Poor Denis was so much overcome that he could not restrain his tears. He gazed upon the melancholy countenance of the fair girl, in a delirium of love and admiration; but in a few minutes he replied:—
“Susan, your words are lost: I am determined. Oh! great heavens! what a treasure was I near losing! Susan, hear me: I will bear all that this world can inflict; I will bear shame, ill-treatment, anger, scorn, and every harsh word that may be uttered against me; I will renounce church, spiritual power, rank, honor; I will give up father and family—all—all that this world could flatter mo with: yes, I will renounce each and all for your sake! Do not dissuade me; my mind is fixed, and no power on earth can change it.”
“Yes, Denis,” she replied calmly, “there is a power, and a weak power, too, that will change it; for I will change it. Don't think, Denis, that in arguin' with you, against the feelin's of my own heart, I am doin' it without sufferin'. Oh, no, indeed! You know, Denis, I am a lonely girl; that I have neither brother, nor sister, nor mother to direct me. Sufferin'!—Oh, I wish you knew it! Denis, you must forget me. I'm hopeless now: my, heart, as I said, is broke, and I'm strivin' to fix it upon a happier world! Oh! if I had a mother or a sister, that I could, when my breast is likely to burst, throw myself in their arms, and cry and confess all I feel! But I'm alone, and must bear all my own sorrows. Oh, Denis! I'm not without knowin' how hard the task is that I have set to myself. Is it nothing to give up all that the heart is fixed upon? Is it nothing to walk about this glen, and the green fields, to have one's eyes upon them, and to remember what happiness one has had in them, knowin', at the same time, that it's all blasted? Oh, is it nothing to look upon the green earth itself,and all its beauty—to hear the happy songs and the joyful voices of all that are about us—the birds singing sweetly, the music of the river flowin'—to see the sun shinin', and to hear the rustlin' of the trees in the warm winds of summer—to see and hear all this, and to feel that a young heart is brakin', or already broken within us—that we are goin' to lave it all—all we loved—and to go down into the clay under us? Oh, Denis, this is hard;—bitter is it to me, I confess it; for something tells me it will be my fate soon!”
“But, Susan”—
“Hear me out. I have now repated what I know I must suffer—what I know I must lose. This is my lot, and I must bear it. Now, Denis, will you grant your own Susan one request?”
“If it was that my life should save yours, I would grant it.”
“It's the last and only one I will ever ask of you. My health has been ill, Denis; my strength is gone, and I feel' I am gettin' worse every day: now when you hear that I am—that I am—gone,—will you offer up the first mass you say for my pace and rest in another world? I say the first, for you know there's more virtue in a first mass than in any other. Your Susan will be then in the dust, and you may feel sorrow, but not love for her.”
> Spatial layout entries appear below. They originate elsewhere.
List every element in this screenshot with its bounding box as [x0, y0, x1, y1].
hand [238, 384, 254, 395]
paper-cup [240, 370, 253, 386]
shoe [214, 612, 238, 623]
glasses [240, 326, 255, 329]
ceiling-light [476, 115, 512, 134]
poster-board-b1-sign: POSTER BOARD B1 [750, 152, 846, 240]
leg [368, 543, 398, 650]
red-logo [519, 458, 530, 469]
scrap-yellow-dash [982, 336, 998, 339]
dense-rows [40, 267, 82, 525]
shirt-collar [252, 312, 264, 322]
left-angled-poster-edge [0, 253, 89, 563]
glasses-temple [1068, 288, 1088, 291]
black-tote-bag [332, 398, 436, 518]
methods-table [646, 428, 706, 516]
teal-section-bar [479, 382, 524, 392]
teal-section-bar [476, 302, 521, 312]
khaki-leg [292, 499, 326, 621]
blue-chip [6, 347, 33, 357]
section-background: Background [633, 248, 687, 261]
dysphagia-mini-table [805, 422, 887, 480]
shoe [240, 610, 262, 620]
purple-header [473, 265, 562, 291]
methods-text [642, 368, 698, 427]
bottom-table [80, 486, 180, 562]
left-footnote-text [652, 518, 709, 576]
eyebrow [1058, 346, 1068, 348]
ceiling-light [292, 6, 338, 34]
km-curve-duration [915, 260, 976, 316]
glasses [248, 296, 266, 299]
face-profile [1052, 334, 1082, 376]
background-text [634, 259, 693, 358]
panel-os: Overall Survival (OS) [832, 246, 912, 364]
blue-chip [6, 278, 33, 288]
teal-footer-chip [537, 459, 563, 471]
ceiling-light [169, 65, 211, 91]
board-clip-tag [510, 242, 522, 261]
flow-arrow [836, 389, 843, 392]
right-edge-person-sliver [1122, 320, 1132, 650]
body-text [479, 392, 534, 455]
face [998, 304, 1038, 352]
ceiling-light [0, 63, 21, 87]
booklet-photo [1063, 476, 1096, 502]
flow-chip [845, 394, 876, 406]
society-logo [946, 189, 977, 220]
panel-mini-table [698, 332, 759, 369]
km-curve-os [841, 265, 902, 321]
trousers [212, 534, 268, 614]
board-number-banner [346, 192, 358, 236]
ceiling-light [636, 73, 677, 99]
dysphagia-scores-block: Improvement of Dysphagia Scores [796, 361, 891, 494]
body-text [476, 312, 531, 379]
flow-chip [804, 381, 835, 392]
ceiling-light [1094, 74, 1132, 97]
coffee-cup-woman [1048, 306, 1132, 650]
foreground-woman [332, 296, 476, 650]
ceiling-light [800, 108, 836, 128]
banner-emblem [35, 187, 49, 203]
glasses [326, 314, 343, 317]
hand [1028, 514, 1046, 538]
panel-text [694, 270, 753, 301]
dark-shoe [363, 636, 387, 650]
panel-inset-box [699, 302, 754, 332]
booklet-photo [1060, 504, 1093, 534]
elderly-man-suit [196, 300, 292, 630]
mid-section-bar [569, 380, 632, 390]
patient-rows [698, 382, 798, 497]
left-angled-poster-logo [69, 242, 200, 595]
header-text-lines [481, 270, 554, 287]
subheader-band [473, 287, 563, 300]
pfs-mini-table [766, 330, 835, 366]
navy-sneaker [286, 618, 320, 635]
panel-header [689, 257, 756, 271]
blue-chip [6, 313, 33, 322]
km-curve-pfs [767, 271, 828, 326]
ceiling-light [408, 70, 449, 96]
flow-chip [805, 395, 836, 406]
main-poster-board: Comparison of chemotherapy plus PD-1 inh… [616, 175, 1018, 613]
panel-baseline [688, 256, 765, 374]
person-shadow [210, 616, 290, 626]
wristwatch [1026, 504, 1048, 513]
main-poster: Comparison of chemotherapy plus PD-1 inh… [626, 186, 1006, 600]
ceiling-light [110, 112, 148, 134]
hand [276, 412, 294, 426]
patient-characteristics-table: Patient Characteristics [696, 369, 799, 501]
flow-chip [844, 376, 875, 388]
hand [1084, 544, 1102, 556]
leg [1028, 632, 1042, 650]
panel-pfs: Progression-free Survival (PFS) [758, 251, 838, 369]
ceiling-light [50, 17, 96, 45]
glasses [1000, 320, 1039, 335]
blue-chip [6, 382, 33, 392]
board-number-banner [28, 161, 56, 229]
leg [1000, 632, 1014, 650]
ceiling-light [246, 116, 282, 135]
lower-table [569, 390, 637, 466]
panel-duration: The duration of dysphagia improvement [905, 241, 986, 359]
“Never, Susan! For God's sake, forbear! You will drive me distracted. As I hope to meet judgment, I think I never loved you till now; and by the same oath, I will not change my purpose in making you mine.”
“Then you do love me still, Denis? And you would give up all for your Susan? Answer me truly, for the ear of God is open to our words and thoughts.”
“Then, before God, I love you too strongly for words to express; and I would and will give up all for your sake!”